Lungi dal montarsi la testa, Sampha è quello di sempre; scolpisce i propri sentimenti seguendo una penna liricamente introspettiva ma cangiante nel suono, dove il folklore del vecchio soul si mescola a lucenti rifrazioni digitali, violini, percussioni e breakbeat. Una pasta metropolitana calda e poliforme, la riconoscibile firma di un cantautore tutto sommato classico nelle intenzioni, ma che attinge da radici diverse: il jazz, come forma primordiale di spiritualità, e l’elettronica, come linguaggio multi-uso per ricomporre le parti secondo il proprio presente storico. È così che le canzoni di “Lahai” suonano introverse e tenebrose ma estremamente ritmiche, grazie al gusto per la propulsione scandito non solo dal manto percussivo elettro-acustico ma anche dalla stessa voce, che spesso sillaba come una vecchia stazione radio Uk-garage. Pur attento al dettaglio e ricercato nella gamma timbrica, “Lahai” è coinvolgente come pochi altri lavori nell’attuale panorama.
L’apertura “Stereo Colour Cloud (Shaman’s Dream)”, e soprattutto il singolo “Spirit 2.0”, con Yussef Dayes alla batteria e un’idea vocale di Yaeji sul finale, sono esplicative di tale curioso savoir faire. E questo per tacere delle suggestive decostruzioni jump-blues di “Dancing Circles”, tutta progressioni ritmiche e ostinati al piano elettrico che picchiettano come pioggia su un tetto di metallo, e “Suspended”, al contempo elegiaca nelle intenzioni gospel e concitata nei risultati, con la voce che ansima e s’impenna per cavalcare un ritmo che non accenna a fermarsi. Interessante lo svolgimento di “Jonathan L. Seagull”, composta in studio assieme alla cantautrice Laura Groves e a Morgan Simpson, quest’ultimo batterista della chiacchierata outfit black midi.

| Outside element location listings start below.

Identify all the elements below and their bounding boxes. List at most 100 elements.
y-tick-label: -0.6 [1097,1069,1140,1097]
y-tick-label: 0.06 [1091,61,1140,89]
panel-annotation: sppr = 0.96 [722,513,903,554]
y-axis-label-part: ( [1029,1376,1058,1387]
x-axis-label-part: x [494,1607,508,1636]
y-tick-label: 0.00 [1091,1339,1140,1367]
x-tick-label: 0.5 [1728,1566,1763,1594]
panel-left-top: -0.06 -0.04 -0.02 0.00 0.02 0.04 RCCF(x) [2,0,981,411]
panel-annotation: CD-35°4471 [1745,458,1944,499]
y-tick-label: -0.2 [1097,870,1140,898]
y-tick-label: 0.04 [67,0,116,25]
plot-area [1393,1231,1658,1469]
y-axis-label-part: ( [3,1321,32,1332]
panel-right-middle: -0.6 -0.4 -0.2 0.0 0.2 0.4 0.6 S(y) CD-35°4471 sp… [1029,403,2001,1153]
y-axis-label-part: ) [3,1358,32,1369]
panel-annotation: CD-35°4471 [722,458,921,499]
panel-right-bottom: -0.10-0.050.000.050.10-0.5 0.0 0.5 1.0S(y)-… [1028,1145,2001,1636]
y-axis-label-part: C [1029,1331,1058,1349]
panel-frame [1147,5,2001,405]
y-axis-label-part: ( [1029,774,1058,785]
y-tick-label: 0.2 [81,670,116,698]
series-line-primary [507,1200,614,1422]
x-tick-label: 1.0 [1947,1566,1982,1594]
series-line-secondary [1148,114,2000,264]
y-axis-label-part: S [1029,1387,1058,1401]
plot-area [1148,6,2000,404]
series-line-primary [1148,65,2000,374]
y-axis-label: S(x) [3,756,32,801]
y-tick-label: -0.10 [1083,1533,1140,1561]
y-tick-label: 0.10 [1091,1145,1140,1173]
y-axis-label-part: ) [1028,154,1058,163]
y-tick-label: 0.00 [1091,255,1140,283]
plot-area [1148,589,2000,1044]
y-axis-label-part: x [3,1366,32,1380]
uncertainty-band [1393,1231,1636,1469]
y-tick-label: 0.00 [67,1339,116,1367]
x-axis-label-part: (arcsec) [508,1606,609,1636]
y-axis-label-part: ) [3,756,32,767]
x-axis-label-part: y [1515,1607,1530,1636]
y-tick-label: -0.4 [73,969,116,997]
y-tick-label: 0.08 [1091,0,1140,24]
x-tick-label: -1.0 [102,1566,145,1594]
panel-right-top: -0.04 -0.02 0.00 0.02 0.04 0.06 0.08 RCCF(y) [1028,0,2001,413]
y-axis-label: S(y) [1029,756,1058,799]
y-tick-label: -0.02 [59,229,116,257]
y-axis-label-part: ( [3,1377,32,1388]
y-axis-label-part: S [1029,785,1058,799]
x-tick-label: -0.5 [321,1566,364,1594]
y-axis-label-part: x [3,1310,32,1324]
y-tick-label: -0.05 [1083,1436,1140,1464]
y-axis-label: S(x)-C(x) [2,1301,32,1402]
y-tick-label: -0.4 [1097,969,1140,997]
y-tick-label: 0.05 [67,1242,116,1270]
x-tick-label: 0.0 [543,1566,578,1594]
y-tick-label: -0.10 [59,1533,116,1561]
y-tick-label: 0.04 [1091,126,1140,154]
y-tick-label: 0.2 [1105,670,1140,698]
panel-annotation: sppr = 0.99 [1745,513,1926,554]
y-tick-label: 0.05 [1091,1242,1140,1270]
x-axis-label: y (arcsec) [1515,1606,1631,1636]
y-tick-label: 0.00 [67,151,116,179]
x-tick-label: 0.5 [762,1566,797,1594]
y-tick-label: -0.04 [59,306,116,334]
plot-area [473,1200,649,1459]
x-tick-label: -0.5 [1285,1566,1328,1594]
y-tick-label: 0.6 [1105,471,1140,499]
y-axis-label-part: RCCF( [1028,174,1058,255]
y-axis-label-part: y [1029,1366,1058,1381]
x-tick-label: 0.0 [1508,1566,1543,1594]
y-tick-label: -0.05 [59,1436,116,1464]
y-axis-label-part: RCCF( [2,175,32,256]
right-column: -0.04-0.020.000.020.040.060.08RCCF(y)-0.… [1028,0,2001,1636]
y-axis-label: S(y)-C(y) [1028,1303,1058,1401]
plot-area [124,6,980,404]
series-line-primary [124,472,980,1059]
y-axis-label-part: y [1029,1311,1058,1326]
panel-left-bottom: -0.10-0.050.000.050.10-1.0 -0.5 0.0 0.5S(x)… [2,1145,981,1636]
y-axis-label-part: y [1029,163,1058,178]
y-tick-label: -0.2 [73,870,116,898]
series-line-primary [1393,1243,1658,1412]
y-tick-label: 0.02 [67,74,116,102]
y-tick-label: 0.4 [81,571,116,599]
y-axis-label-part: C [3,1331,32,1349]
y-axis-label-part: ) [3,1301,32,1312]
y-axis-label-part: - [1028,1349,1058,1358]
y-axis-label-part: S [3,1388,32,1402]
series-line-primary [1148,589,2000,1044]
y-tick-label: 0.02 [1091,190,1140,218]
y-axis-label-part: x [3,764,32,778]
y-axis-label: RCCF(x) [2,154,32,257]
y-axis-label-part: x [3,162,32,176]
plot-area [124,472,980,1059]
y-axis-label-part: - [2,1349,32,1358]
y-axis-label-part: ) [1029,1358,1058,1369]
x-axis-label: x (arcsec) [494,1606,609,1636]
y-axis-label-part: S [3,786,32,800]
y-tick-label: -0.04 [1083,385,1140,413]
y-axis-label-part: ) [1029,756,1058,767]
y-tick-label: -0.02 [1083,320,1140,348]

Sulla balbuziente “Can’t Go Back”, reminescente di certe contorsioni alla James Blake, fan capolino le sorelle Ibeyi e Sheila Maurice-Grey, leader dei Kokoroko. Tra i momenti più immediatamente accattivanti, l’altro singolo “Only” e il duetto con Léa Sen “What If You Hypnotize Me?”, capaci di mescolare inserti di immediatezza melodica sopra strutture all’argento vivo.
Quando “Lahai” rallenta, i risultati sono comunque emotivi; “Inclination Compass (Tenderness)” ci mostra l’autore nella sua veste più intima, quel timbro vocale così pastoso e imbronciato riempie lo spazio con pochi tratti, “Evidence” invece svolazza tra le note del pentagramma come un valzer d’antan, ancora una volta decostruendo con gusto elettronico quello che sarebbe altrimenti parso un bozzetto quasi neoclassico.
Un ascolto certo di settore, dedicato a quel pubblico prescelto dai gusti un po’ selettivi che ama seguire le continue evoluzioni del cantautorato elettronico in forma libera e scevra dei soliti stereotipi - alla co-produzione accanto a Sampha su grosso dei brani, non a caso, trova posto lo spagnolo El Guincho, noto per un gusto particolarmente hyper ma sempre legato a una forma di folklore tradizionale.
L’ascolto si conclude – o per meglio dire, si interrompe – con “Rose Tint”, altra sinuosa produzione pianistica avvolta da beat e squame digitali, che lascia l’ascoltatore appeso all’amo sino all’ultima nota in levare: Sampha esce di scena così com’era entrato, possente eppure mai invadente, l’anti-divo del soul elettronico che steccati non ha. Che tipo.